【Chicago】XXXは最後まで聴け

正直言って、このアルバムを中盤まで聴いて、酷評しようという気になっていました。ところが、9曲目の"Already Gone"で多少気を取り直し、11曲目の"Lovin' Chains"で胸をなでおろし、そしてラスト13曲目の"Feel (w/Horns)"で満足してしまいました。途中でガッカリした方も、ぜひ一度最後まで通して聴いてみてください。

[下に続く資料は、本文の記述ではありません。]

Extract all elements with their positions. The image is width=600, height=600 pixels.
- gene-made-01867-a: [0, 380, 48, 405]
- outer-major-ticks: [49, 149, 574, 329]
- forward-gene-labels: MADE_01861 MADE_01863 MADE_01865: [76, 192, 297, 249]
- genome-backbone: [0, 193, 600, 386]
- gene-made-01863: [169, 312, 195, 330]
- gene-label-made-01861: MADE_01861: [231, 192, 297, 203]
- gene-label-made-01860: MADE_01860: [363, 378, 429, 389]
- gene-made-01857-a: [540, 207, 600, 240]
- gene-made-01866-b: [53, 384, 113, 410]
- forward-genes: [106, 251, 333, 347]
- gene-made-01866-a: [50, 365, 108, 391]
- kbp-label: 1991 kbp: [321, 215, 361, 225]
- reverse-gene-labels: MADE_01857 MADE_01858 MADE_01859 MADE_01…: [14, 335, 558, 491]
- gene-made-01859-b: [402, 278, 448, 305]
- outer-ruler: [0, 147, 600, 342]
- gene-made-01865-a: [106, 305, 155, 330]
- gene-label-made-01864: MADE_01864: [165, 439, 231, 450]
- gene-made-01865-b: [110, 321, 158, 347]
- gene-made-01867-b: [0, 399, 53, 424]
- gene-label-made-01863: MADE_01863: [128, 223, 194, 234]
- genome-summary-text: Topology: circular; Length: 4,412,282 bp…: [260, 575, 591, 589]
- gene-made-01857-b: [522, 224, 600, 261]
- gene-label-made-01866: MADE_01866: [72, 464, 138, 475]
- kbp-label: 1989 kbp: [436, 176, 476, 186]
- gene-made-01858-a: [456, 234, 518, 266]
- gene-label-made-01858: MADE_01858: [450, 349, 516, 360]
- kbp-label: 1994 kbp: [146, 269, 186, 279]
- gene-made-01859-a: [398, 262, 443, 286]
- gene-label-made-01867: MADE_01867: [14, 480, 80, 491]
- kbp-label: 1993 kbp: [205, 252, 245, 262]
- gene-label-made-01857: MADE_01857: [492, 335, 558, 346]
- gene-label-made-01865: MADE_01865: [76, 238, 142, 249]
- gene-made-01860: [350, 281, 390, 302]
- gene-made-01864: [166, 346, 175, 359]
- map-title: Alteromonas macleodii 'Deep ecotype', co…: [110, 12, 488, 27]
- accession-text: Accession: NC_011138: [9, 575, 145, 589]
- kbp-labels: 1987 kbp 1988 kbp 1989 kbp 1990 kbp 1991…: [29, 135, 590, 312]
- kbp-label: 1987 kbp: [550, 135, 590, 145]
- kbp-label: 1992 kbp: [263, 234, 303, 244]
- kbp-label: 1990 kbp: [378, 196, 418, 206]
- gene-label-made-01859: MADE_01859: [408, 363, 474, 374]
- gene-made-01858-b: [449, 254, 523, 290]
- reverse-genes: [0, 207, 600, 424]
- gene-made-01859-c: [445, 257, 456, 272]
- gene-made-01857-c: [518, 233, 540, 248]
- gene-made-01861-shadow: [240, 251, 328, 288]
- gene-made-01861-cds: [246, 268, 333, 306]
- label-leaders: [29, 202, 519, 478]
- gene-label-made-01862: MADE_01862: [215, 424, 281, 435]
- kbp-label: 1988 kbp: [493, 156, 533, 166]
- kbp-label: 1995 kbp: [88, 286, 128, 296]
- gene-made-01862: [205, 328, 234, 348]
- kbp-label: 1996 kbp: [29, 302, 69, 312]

前半はプロデューサーのジェイ・デマーカスがカントリー系の人だからかとすら思わせるような時代を感じさせるアレンジ、そしてスカスカの薄い音作り。それぞれのパートの一体感がないし、ホーンも「あるから使う」程度にしか登場しない。TOTOが新作"Falling in Between"をかなりハードに仕上げてきたように、時代は明らかにハードで厚い方向に向いている中、これはシカゴが提示した「アンチテーゼ」なのかと深読みしたくなりました。

冒頭に書いた3曲を含む後半は、そんな僕の気持ちを読み透かしたかのように厚い音で、ホーンも泣かせてくれるような使い方をしてくれます。僕の中でシカゴは「17」がすべてだったのですが、このアルバムはなかなかおもしろいし、次にも希望をつないでくれる出来に仕上がっています。